No permanent enemies

A Chinese government spokesman yesterday insisted that Chinese have "positive feelings" about Americans but cannot understand why the U.S. media and some American officials hold such negative views about China.

Zhao Qizheng also fears that anti-China attitudes will infect the American presidential election, causing Vice President Al Gore and Texas Gov. George W. Bush to try to outdo each other with China-bashing campaign speeches.

Mr. Zhao, minister of the State Council Information Office, tried to present a modern face of China that wants to expand trade, promote the Internet for commercial benefits and end political tension with the United States.

Meanwhile, a public opinion poll released yesterday showed most Americans view China as one of the most unfriendly countries.

"When it comes to negative perceptions, 63 percent rate China as not friendly or as an enemy, followed by 54 percent who feel this way about Russia," according to a Harris poll of 1,010 adults.

They rate Britain and Canada as the closest U.S. allies.

Mr. Zhao, speaking at the National Press Club, said: "I believe, in international relations, there are no such things as permanent enemies. There's no reason for our countries to be eternal antagonists absolutely no reason."

Mr. Zhao noted some of the "stumbling blocks" in U.S.-Chinese relations listing "the Dalai Lama, Taiwan and human rights" but tried to place the blame for diplomatic tension on the United States.

China's state-controlled media tries to be "balanced" in reporting about the United States, he said.

"But Chinese feel that American media does not treat China that way, that American coverage of China tends to be inadequate and often inaccurate, sometimes downright prejudicial… . There are some people in the United States who want to find a reason to contain China," he said.

"Over time, this will distort how American people see China, so that during an American presidential election, candidates will feel that they have to say something negative about China."

Mr.
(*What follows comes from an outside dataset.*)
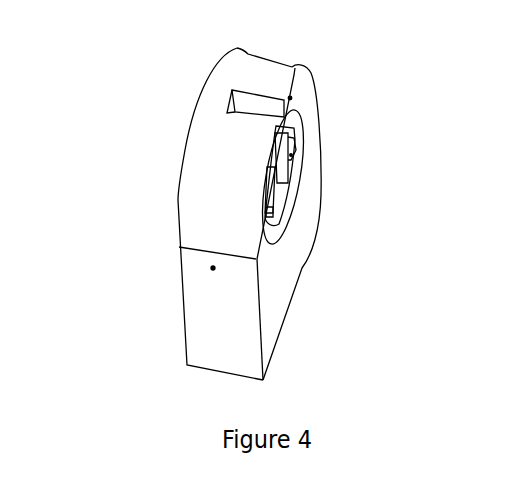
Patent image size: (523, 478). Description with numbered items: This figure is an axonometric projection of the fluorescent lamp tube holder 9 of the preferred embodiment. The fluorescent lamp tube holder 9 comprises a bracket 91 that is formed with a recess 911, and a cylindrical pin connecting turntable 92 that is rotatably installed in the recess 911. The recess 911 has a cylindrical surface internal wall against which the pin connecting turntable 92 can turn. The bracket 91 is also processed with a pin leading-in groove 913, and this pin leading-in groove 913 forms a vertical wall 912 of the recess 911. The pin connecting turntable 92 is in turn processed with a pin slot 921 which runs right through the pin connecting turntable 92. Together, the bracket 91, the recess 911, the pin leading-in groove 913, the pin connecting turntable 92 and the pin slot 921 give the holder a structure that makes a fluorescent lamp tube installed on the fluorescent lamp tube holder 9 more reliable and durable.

Zhao also criticized the United States for proposing U.N. resolutions that denounced China's human rights record and for supporting Taiwan.

"Chinese people, especially young people who may have relatively positive feelings toward Americans … wonder why the U.S. likes to tell China how to run its own affairs," he said.

Mr. Zhao is touring the United States on a visit sponsored by major U.S. corporations, including Boeing Co., Viacom Inc. and Time Warner Inc.

Indian visitor

An Indian Foreign Ministry official is in Washington today to prepare for the visit of Prime Minister Atal Behari Vajpayee.

Foreign Secretary Lalit Mansingh is scheduled to meet with Undersecretary of State Thomas Pickering.

India's top foreign official, Foreign Minister Jaswant Singh, is expected to meet with Secretary of State Madeleine K. Albright next week at the U.N. Millennium Summit in New York.

In New Delhi yesterday, the Foreign Ministry announced that Mr. Vajpayee will delay his scheduled U.S. visit by two days. He is now due to leave on Sept. 7 for the summit in New York.

Reports in India noted that the announcement came amid concern for the health of the 73-year-old leader, who suffers from osteoarthritis and has had to cut short recent appearances at domestic events.

Mr. Vajpayee is due to speak at the Millennium Summit on Sept. 8. He has some events with the Indian-American community in New York after the summit and is due to arrive in Washington on Sept. 13.

Mr. Vajpayee addresses a joint session of Congress on Sept. 14 and meets President Clinton the next day.

His visit follows Mr. Clinton's trip to India in March.

Latin summit briefing

Brazilian Ambassador Rubens A. Barbosa holds a 9 a.m. news conference tomorrow at the National Press Club to discuss the first summit of South American presidents.

The two-day summit, which begins today in Brazil, is designed to strengthen democracy, expand trade and combat drug trafficking and other crimes.